Though she was not of this
world, she was still a woman, and had nursed her children in her arms.
She bent over the infant by the soft impulse of nature, tenderly, with no
interested thought. But the child saw her; was it possible? He turned his
head towards her, and flickered his baby hands, and cooed with that
indescribable voice that goes to every woman's heart. Lady Mary felt such
a thrill of pleasure go through her, as no incident had given her for
long years. She put out her arms to him as his mother snatched him from
his little bed; and he, which was more wonderful, stretched towards her
in his innocence, turning away from them all.
"He wants to go to some one," cried the mother. "Oh look, look, for God's
sake! Who is there that the child sees?"
"There's no one there,--not a soul.

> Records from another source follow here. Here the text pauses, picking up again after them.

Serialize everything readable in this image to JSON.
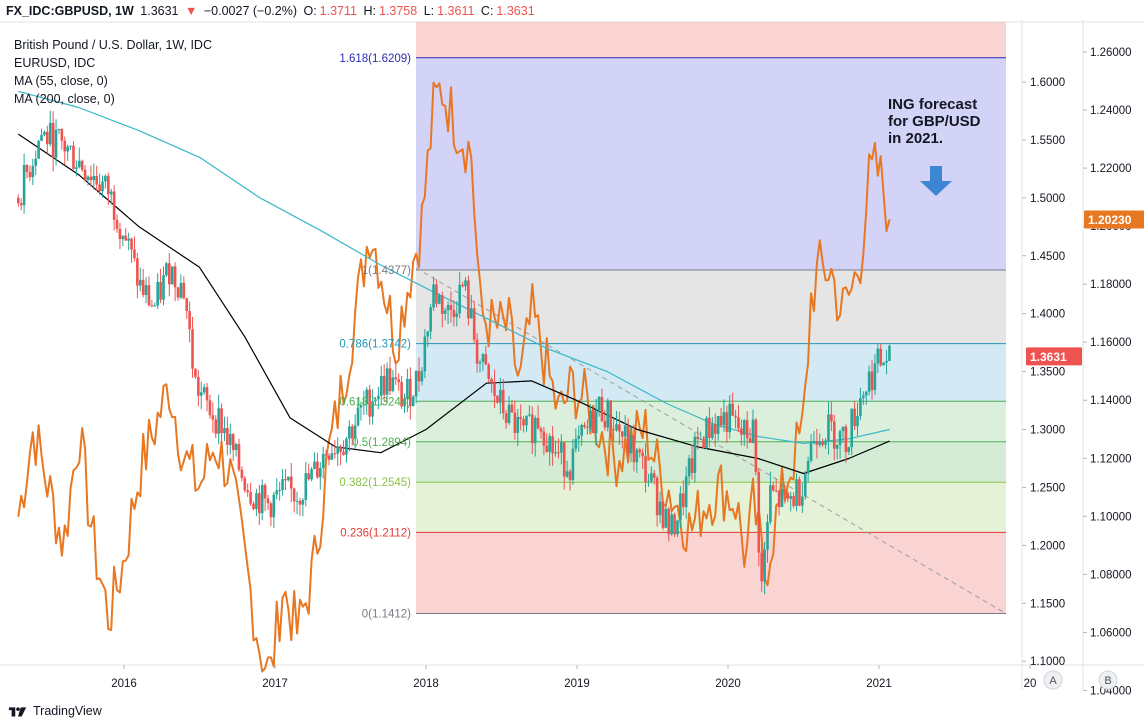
{
  "header": {
    "symbol": "FX_IDC:GBPUSD, 1W",
    "last": "1.3631",
    "change_arrow": "▼",
    "change": "−0.0027 (−0.2%)",
    "o_label": "O:",
    "o_value": "1.3711",
    "h_label": "H:",
    "h_value": "1.3758",
    "l_label": "L:",
    "l_value": "1.3611",
    "c_label": "C:",
    "c_value": "1.3631"
  },
  "legend": {
    "main": "British Pound / U.S. Dollar, 1W, IDC",
    "overlay": "EURUSD, IDC",
    "ma55": "MA (55, close, 0)",
    "ma200": "MA (200, close, 0)"
  },
  "annotation": {
    "line1": "ING forecast",
    "line2": "for GBP/USD",
    "line3": "in 2021."
  },
  "footer": {
    "brand": "TradingView"
  },
  "colors": {
    "up": "#26a69a",
    "down": "#ef5350",
    "overlay": "#e87722",
    "ma55": "#000000",
    "ma200": "#3bb7c9",
    "arrow": "#3d86d4",
    "price_badge": "#ef5350",
    "overlay_badge": "#e87722"
  },
  "icons": {
    "down_arrow": "down-arrow-icon",
    "logo": "tradingview-logo-icon"
  },
  "chart_data": {
    "type": "candlestick",
    "x_ticks": [
      "2016",
      "2017",
      "2018",
      "2019",
      "2020",
      "2021",
      "20"
    ],
    "left_axis": {
      "ticks": [
        "1.6000",
        "1.5500",
        "1.5000",
        "1.4500",
        "1.4000",
        "1.3500",
        "1.3000",
        "1.2500",
        "1.2000",
        "1.1500",
        "1.1000"
      ],
      "ylim": [
        1.1,
        1.66
      ]
    },
    "right_axis": {
      "ticks": [
        "1.26000",
        "1.24000",
        "1.22000",
        "1.20000",
        "1.18000",
        "1.16000",
        "1.14000",
        "1.12000",
        "1.10000",
        "1.08000",
        "1.06000",
        "1.04000"
      ],
      "ylim": [
        1.02,
        1.268
      ]
    },
    "last_price_badge": "1.3631",
    "overlay_badge": "1.20230",
    "scale_buttons": [
      "A",
      "B"
    ],
    "fib_levels": [
      {
        "label": "1.618(1.6209)",
        "price": 1.6209,
        "color": "#2b2bb5"
      },
      {
        "label": "1(1.4377)",
        "price": 1.4377,
        "color": "#787b86"
      },
      {
        "label": "0.786(1.3742)",
        "price": 1.3742,
        "color": "#2196b6"
      },
      {
        "label": "0.618(1.3244)",
        "price": 1.3244,
        "color": "#4caf50"
      },
      {
        "label": "0.5(1.2894)",
        "price": 1.2894,
        "color": "#4caf50"
      },
      {
        "label": "0.382(1.2545)",
        "price": 1.2545,
        "color": "#8bc34a"
      },
      {
        "label": "0.236(1.2112)",
        "price": 1.2112,
        "color": "#e53935"
      },
      {
        "label": "0(1.1412)",
        "price": 1.1412,
        "color": "#787b86"
      }
    ],
    "gbpusd_weekly_close": [
      [
        2015.3,
        1.5
      ],
      [
        2015.45,
        1.555
      ],
      [
        2015.6,
        1.545
      ],
      [
        2015.75,
        1.525
      ],
      [
        2015.9,
        1.505
      ],
      [
        2016.0,
        1.47
      ],
      [
        2016.1,
        1.425
      ],
      [
        2016.2,
        1.405
      ],
      [
        2016.3,
        1.44
      ],
      [
        2016.4,
        1.42
      ],
      [
        2016.47,
        1.34
      ],
      [
        2016.55,
        1.32
      ],
      [
        2016.65,
        1.305
      ],
      [
        2016.75,
        1.27
      ],
      [
        2016.85,
        1.245
      ],
      [
        2016.95,
        1.235
      ],
      [
        2017.05,
        1.245
      ],
      [
        2017.15,
        1.245
      ],
      [
        2017.25,
        1.26
      ],
      [
        2017.35,
        1.285
      ],
      [
        2017.45,
        1.29
      ],
      [
        2017.55,
        1.31
      ],
      [
        2017.65,
        1.33
      ],
      [
        2017.75,
        1.345
      ],
      [
        2017.85,
        1.325
      ],
      [
        2017.95,
        1.345
      ],
      [
        2018.05,
        1.42
      ],
      [
        2018.15,
        1.4
      ],
      [
        2018.25,
        1.425
      ],
      [
        2018.35,
        1.36
      ],
      [
        2018.45,
        1.33
      ],
      [
        2018.55,
        1.31
      ],
      [
        2018.65,
        1.295
      ],
      [
        2018.75,
        1.31
      ],
      [
        2018.85,
        1.28
      ],
      [
        2018.95,
        1.27
      ],
      [
        2019.05,
        1.295
      ],
      [
        2019.15,
        1.32
      ],
      [
        2019.25,
        1.305
      ],
      [
        2019.35,
        1.285
      ],
      [
        2019.45,
        1.265
      ],
      [
        2019.55,
        1.235
      ],
      [
        2019.62,
        1.21
      ],
      [
        2019.7,
        1.24
      ],
      [
        2019.8,
        1.29
      ],
      [
        2019.9,
        1.305
      ],
      [
        2020.0,
        1.31
      ],
      [
        2020.1,
        1.295
      ],
      [
        2020.17,
        1.3
      ],
      [
        2020.22,
        1.16
      ],
      [
        2020.28,
        1.245
      ],
      [
        2020.38,
        1.235
      ],
      [
        2020.48,
        1.25
      ],
      [
        2020.58,
        1.3
      ],
      [
        2020.68,
        1.3
      ],
      [
        2020.78,
        1.29
      ],
      [
        2020.88,
        1.33
      ],
      [
        2020.98,
        1.355
      ],
      [
        2021.07,
        1.3631
      ]
    ],
    "ma55": [
      [
        2015.3,
        1.555
      ],
      [
        2015.7,
        1.52
      ],
      [
        2016.1,
        1.475
      ],
      [
        2016.5,
        1.44
      ],
      [
        2016.8,
        1.38
      ],
      [
        2017.1,
        1.31
      ],
      [
        2017.4,
        1.285
      ],
      [
        2017.7,
        1.28
      ],
      [
        2018.0,
        1.3
      ],
      [
        2018.4,
        1.34
      ],
      [
        2018.7,
        1.342
      ],
      [
        2019.0,
        1.325
      ],
      [
        2019.4,
        1.3
      ],
      [
        2019.8,
        1.285
      ],
      [
        2020.2,
        1.275
      ],
      [
        2020.5,
        1.262
      ],
      [
        2020.8,
        1.275
      ],
      [
        2021.07,
        1.29
      ]
    ],
    "ma200": [
      [
        2015.3,
        1.592
      ],
      [
        2015.7,
        1.578
      ],
      [
        2016.1,
        1.558
      ],
      [
        2016.5,
        1.535
      ],
      [
        2016.9,
        1.5
      ],
      [
        2017.3,
        1.472
      ],
      [
        2017.7,
        1.442
      ],
      [
        2018.0,
        1.422
      ],
      [
        2018.4,
        1.396
      ],
      [
        2018.8,
        1.37
      ],
      [
        2019.2,
        1.35
      ],
      [
        2019.6,
        1.322
      ],
      [
        2019.9,
        1.305
      ],
      [
        2020.2,
        1.294
      ],
      [
        2020.5,
        1.288
      ],
      [
        2020.8,
        1.292
      ],
      [
        2021.07,
        1.3
      ]
    ],
    "eurusd_weekly_close": [
      [
        2015.3,
        1.1
      ],
      [
        2015.4,
        1.13
      ],
      [
        2015.5,
        1.11
      ],
      [
        2015.6,
        1.09
      ],
      [
        2015.7,
        1.13
      ],
      [
        2015.8,
        1.09
      ],
      [
        2015.9,
        1.065
      ],
      [
        2016.0,
        1.085
      ],
      [
        2016.1,
        1.115
      ],
      [
        2016.2,
        1.13
      ],
      [
        2016.3,
        1.145
      ],
      [
        2016.4,
        1.12
      ],
      [
        2016.5,
        1.11
      ],
      [
        2016.6,
        1.125
      ],
      [
        2016.7,
        1.115
      ],
      [
        2016.8,
        1.085
      ],
      [
        2016.9,
        1.055
      ],
      [
        2016.97,
        1.045
      ],
      [
        2017.05,
        1.075
      ],
      [
        2017.15,
        1.06
      ],
      [
        2017.25,
        1.08
      ],
      [
        2017.35,
        1.12
      ],
      [
        2017.45,
        1.145
      ],
      [
        2017.55,
        1.175
      ],
      [
        2017.63,
        1.2
      ],
      [
        2017.7,
        1.185
      ],
      [
        2017.8,
        1.16
      ],
      [
        2017.9,
        1.185
      ],
      [
        2017.97,
        1.2
      ],
      [
        2018.05,
        1.24
      ],
      [
        2018.1,
        1.248
      ],
      [
        2018.2,
        1.235
      ],
      [
        2018.3,
        1.225
      ],
      [
        2018.36,
        1.17
      ],
      [
        2018.45,
        1.165
      ],
      [
        2018.55,
        1.165
      ],
      [
        2018.62,
        1.145
      ],
      [
        2018.7,
        1.17
      ],
      [
        2018.78,
        1.155
      ],
      [
        2018.88,
        1.135
      ],
      [
        2018.97,
        1.145
      ],
      [
        2019.05,
        1.14
      ],
      [
        2019.15,
        1.13
      ],
      [
        2019.25,
        1.12
      ],
      [
        2019.35,
        1.125
      ],
      [
        2019.45,
        1.13
      ],
      [
        2019.55,
        1.115
      ],
      [
        2019.65,
        1.105
      ],
      [
        2019.75,
        1.095
      ],
      [
        2019.85,
        1.105
      ],
      [
        2019.95,
        1.11
      ],
      [
        2020.05,
        1.105
      ],
      [
        2020.12,
        1.085
      ],
      [
        2020.17,
        1.105
      ],
      [
        2020.24,
        1.08
      ],
      [
        2020.3,
        1.095
      ],
      [
        2020.4,
        1.115
      ],
      [
        2020.5,
        1.13
      ],
      [
        2020.55,
        1.175
      ],
      [
        2020.6,
        1.185
      ],
      [
        2020.68,
        1.185
      ],
      [
        2020.75,
        1.17
      ],
      [
        2020.82,
        1.178
      ],
      [
        2020.88,
        1.19
      ],
      [
        2020.93,
        1.215
      ],
      [
        2020.98,
        1.22
      ],
      [
        2021.02,
        1.215
      ],
      [
        2021.07,
        1.2023
      ]
    ]
  }
}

Now dearie, dearie, be reasonable.
You can see for yourself there's not a creature," said the grandmother.
"Oh, my baby, my baby! He sees something we can't see," the young woman
cried. "Something has happened to his father, or he's going to be taken
from me!" she said, holding the child to her in a sudden passion. The
other women rushed to her to console her,--the mother with reason, and
Jervis with poetry. "It's the angels whispering, like the song says." Oh,
the pang that was in the heart of the other whom they could not hear! She
stood wondering how it could be,--wondering with an amazement beyond
words, how all that was in her heart, the love and the pain, and the
sweetness and bitterness, could all be hidden,--all hidden by that air in
which the women stood so clear! She held out her hands, she spoke to
them, telling who she was, but no one paid any attention; only the little
dog Fido, who had been basking by the fire, sprang up, looked at her, and
retreating slowly backwards till he reached the wall, sat down there and
looked at her again, with now and then a little bark of inquiry.